Re: Simultaneous gc and repack
- Date: Thu, 13 Apr 2017 11:03:14 -0700
- From: Jacob Keller <jacob.keller@xxxxxxxxx>
- Subject: Re: Simultaneous gc and repack
On Thu, Apr 13, 2017 at 10:31 AM, David Turner <novalis@xxxxxxxxxxx> wrote:
> Git gc locks the repository (using a gc.pid file) so that other gcs
> don't run concurrently. But git repack doesn't respect this lock, so
> it's possible to have a repack running at the same time as a gc. This
> makes the gc sad when its packs are deleted out from under it with:
> "fatal: ./objects/pack/pack-$sha.pack cannot be accessed". Then it
> dies, leaving a large temp file hanging around.
> Does the following seem reasonable?
> 1. Make git repack, by default, check for a gc.pid file (using the same
> logic as git gc itself does).
> 2. Provide a --force option to git repack to ignore said check.

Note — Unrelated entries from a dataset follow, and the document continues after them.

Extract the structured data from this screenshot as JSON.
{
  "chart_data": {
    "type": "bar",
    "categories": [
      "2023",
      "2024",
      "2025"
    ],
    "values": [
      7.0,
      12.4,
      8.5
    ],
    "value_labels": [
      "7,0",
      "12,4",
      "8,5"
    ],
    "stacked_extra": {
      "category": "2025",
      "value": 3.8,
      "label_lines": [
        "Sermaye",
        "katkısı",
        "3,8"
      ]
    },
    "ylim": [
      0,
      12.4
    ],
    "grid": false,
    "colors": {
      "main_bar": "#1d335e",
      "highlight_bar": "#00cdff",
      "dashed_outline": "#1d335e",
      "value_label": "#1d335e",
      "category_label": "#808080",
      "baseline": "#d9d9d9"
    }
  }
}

> 3. Make git gc provide that --force option when it calls repack under
> its own lock.
What about just making the code that calls repack today just call gc
instead? I guess it's more work if you don't strictly need it but..?
> This came up because Gitlab runs a repack after every N pushes and a gc
> after every M commits, where M >> N. Sometimes, when pushes come in
> rapidly, the repack catches the still-running gc and the above badness
> happens. At least, that's my understanding: I don't run our Gitlab
> servers, but I talked to the person who does and that's what he said.
> Of course, Gitlab could do its own locking, but the general approach
> seems like it would help other folks too.